The new location has yielded almost too many practical benefits to count here. The newly christened Robert L. Forbuss building has a huge health and wellness center with its own entrance, so anyone who’s getting an HIV test can do so in relative privacy. The new youth center is far above and beyond the previous space, with ample room for movie nights and half-court basketball games.
In fact, nearly everything The Center offers—meeting space, web connectivity, senior counseling, mental health services, and even the David S. Parks LGBTQ lending library—has increased in capacity. For a community organization that served 36,068 people last year—up more than 6,000 people from the previous year—every bit of extra capacity is vital.

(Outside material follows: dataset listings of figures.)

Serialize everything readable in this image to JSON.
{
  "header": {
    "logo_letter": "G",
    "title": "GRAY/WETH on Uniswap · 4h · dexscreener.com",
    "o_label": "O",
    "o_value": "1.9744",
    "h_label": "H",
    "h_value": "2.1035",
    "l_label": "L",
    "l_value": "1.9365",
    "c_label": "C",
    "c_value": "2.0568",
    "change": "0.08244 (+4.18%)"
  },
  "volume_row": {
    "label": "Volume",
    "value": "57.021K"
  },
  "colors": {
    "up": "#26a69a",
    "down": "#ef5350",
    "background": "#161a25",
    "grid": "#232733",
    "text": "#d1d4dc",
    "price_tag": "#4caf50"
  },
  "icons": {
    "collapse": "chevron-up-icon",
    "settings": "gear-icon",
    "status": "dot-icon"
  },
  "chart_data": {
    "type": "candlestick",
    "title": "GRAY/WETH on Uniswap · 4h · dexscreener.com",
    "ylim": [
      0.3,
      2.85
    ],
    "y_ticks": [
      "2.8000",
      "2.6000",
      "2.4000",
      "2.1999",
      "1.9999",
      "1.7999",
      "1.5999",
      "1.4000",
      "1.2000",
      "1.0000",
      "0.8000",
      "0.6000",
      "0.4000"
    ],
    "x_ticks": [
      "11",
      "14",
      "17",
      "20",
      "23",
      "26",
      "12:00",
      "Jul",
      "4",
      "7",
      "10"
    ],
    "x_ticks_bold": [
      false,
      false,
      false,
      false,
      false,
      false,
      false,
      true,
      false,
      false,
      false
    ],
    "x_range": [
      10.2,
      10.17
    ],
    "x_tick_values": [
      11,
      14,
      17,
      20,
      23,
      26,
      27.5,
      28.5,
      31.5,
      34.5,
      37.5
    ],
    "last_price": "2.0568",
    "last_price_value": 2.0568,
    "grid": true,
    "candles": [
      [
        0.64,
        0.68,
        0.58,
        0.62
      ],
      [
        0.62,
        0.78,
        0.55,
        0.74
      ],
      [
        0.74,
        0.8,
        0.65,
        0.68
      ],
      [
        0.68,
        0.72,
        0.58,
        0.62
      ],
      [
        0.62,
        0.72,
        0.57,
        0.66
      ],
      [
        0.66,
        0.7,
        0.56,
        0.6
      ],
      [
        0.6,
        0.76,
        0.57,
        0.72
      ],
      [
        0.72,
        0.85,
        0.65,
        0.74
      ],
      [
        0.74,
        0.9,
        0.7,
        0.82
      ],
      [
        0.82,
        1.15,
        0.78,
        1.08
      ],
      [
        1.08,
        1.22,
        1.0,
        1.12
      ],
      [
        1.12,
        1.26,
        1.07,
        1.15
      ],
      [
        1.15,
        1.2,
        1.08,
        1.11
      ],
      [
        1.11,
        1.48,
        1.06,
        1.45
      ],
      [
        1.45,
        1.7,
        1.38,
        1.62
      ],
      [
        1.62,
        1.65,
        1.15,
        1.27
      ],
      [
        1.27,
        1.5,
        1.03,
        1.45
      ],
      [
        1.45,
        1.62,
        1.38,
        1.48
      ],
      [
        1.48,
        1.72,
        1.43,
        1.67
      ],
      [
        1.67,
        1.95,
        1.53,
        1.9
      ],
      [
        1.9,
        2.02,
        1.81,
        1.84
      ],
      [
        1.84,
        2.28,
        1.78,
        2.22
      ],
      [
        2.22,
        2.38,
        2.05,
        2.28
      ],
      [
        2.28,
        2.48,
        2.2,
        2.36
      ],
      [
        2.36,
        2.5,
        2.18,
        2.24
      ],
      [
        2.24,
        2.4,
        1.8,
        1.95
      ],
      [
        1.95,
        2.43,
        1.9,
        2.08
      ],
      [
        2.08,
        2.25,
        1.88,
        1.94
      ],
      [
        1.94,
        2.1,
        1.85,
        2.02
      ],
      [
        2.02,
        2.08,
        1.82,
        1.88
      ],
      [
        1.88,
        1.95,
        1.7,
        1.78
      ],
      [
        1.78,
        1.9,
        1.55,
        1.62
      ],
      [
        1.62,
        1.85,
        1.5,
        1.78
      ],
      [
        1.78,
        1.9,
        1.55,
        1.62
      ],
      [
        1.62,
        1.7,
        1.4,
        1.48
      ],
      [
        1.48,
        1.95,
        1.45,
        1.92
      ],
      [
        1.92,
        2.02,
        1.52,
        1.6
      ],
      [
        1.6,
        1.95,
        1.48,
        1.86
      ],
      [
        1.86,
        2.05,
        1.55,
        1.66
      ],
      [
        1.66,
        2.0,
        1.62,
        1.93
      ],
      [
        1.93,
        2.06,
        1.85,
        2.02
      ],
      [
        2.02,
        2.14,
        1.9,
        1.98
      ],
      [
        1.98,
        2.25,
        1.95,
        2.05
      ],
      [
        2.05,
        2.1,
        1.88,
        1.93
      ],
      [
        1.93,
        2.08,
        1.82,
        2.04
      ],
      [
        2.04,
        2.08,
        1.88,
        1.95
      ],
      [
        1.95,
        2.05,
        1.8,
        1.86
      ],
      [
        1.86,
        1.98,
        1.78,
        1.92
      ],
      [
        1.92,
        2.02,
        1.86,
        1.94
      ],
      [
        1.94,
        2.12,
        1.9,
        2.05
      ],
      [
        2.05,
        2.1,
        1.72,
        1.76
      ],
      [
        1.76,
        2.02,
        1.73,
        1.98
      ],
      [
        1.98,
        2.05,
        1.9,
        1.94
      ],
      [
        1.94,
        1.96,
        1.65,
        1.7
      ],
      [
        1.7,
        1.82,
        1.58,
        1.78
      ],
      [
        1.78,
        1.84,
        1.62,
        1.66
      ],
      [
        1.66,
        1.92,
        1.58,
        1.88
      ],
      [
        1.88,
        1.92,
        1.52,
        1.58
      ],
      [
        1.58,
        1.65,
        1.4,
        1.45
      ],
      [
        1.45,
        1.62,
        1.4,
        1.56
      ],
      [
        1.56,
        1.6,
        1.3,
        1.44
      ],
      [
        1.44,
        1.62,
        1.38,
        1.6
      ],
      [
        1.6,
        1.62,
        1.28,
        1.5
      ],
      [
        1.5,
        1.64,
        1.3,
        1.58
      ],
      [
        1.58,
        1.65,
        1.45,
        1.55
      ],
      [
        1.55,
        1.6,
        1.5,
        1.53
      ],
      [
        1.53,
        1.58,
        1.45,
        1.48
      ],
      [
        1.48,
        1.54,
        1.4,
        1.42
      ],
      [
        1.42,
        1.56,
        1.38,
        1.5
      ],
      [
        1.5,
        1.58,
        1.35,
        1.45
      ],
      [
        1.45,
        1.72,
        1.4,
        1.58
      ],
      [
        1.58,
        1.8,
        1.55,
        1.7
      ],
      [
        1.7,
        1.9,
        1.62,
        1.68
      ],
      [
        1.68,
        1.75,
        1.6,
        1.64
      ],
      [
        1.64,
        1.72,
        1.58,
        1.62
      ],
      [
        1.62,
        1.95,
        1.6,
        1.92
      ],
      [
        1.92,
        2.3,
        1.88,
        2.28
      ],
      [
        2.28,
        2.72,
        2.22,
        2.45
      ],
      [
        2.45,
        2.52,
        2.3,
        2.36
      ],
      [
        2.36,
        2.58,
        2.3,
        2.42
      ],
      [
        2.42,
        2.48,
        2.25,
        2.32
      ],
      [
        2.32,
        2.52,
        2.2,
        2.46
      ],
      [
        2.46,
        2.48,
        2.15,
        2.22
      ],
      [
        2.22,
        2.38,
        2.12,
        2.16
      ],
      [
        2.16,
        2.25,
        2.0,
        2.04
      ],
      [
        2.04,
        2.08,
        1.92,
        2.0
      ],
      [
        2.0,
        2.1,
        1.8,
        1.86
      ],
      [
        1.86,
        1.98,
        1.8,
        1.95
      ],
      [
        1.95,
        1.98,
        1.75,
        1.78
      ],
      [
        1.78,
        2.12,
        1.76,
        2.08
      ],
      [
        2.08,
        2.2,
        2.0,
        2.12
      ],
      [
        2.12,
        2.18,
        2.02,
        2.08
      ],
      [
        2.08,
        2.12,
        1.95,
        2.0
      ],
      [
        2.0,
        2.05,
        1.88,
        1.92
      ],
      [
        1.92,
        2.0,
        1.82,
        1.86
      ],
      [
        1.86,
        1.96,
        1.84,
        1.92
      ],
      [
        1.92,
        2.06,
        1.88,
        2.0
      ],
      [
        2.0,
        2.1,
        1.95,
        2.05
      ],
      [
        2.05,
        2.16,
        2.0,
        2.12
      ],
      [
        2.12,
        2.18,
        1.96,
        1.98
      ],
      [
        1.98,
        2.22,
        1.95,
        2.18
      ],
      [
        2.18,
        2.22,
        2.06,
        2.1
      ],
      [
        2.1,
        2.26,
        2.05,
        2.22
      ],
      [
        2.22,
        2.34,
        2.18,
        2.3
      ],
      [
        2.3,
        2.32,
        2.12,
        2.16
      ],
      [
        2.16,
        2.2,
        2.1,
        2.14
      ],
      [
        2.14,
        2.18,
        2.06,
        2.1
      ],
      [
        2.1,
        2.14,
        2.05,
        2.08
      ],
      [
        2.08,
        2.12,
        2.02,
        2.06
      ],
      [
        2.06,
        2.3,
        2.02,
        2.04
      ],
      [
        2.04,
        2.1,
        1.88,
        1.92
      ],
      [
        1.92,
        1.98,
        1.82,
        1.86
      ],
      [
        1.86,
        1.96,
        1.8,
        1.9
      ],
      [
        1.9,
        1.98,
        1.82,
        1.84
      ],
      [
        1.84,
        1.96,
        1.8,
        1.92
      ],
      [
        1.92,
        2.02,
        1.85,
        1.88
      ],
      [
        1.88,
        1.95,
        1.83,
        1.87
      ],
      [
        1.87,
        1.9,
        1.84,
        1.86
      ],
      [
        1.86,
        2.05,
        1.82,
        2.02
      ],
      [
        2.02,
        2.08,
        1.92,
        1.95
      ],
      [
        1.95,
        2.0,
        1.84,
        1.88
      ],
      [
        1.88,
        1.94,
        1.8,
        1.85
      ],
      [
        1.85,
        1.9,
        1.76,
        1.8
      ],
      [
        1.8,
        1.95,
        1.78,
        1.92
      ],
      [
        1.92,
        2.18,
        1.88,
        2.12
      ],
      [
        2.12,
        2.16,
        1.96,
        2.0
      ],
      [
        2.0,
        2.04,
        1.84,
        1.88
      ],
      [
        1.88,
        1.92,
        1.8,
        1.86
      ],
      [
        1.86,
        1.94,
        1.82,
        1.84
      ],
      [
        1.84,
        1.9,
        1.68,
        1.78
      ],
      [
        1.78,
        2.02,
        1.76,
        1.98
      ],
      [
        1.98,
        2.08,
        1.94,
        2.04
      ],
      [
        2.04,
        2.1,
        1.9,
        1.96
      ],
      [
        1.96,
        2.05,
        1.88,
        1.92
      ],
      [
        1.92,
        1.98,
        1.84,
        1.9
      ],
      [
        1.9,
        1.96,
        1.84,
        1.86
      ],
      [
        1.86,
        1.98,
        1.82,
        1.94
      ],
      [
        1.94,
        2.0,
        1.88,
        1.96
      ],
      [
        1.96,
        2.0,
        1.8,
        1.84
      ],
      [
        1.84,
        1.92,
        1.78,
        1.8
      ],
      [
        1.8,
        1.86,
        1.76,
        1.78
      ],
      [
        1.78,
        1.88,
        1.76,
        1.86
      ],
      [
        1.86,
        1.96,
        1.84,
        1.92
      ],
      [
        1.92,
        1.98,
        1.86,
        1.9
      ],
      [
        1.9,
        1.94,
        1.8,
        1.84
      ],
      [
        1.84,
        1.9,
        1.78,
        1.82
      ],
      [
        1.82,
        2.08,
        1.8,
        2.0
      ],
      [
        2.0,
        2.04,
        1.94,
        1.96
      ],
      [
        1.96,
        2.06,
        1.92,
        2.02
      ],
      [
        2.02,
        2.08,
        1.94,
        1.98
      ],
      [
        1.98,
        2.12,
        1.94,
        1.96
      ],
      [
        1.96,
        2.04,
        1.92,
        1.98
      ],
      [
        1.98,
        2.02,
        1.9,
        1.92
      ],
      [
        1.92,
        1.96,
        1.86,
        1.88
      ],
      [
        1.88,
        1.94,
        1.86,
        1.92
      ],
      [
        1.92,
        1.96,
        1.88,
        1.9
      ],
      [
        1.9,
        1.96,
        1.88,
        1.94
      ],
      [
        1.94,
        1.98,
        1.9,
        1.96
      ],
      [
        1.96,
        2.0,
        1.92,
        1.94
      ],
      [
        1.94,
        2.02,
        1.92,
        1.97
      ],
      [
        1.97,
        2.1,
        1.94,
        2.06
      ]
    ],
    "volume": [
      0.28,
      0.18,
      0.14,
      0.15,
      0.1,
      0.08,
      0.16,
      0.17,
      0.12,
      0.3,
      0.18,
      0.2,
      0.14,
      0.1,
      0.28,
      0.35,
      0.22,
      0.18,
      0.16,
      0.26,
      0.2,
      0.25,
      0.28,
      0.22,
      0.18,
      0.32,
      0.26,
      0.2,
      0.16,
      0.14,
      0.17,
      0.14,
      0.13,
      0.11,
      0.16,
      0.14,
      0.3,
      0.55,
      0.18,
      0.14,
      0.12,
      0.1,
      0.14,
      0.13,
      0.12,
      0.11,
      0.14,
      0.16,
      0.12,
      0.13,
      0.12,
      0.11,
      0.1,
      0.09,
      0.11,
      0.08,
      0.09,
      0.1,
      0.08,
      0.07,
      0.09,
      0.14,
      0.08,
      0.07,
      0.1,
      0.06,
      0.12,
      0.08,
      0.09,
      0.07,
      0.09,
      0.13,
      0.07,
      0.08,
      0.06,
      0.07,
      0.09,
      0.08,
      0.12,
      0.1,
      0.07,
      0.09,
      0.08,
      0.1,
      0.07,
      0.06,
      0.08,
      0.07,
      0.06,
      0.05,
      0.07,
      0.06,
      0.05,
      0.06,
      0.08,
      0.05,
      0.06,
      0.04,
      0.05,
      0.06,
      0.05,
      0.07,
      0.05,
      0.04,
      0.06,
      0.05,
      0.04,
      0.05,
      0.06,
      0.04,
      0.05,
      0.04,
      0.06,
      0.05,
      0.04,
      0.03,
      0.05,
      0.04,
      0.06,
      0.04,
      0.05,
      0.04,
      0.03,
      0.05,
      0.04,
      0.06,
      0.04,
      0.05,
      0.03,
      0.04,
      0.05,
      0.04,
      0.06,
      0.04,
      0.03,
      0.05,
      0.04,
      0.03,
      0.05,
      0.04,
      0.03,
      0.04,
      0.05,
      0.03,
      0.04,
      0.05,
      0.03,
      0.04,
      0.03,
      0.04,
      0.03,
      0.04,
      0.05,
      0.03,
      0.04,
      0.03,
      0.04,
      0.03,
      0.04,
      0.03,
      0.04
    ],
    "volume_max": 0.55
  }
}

Unfortunately, as is the case with many community-based nonprofits, funding is the only thing that hasn’t nearly quadrupled in size. Now through March 11, The Center is conducting an Indiegogo fundraising drive to defray their moving expenses. And in keeping with The Center’s innate sense of inclusion, every single person who donates—even if only $10—gets their name on a donor wall in the reception gallery, adjacent to that snazzy new Bronze Café. (Different donor levels earn you different fanciful titles, from a $25 “Diva” to a $5,000 “Rainbow Unicorn.”)
But even if The Center doesn’t reach its $27,000 funding goal, the important part is done. The Center is moved, and has already begun providing services out of the new building; a full grand opening is planned for April 6. For now, The Center is doing what all downtown newcomers do: Meeting the neighbors and relishing the feeling of having found one’s place.
“This new building is a culmination of every community member’s active presence at The Center over the years,” says Nottage. “They were supportive, passionate and brave. They took the risks which led to this new space.”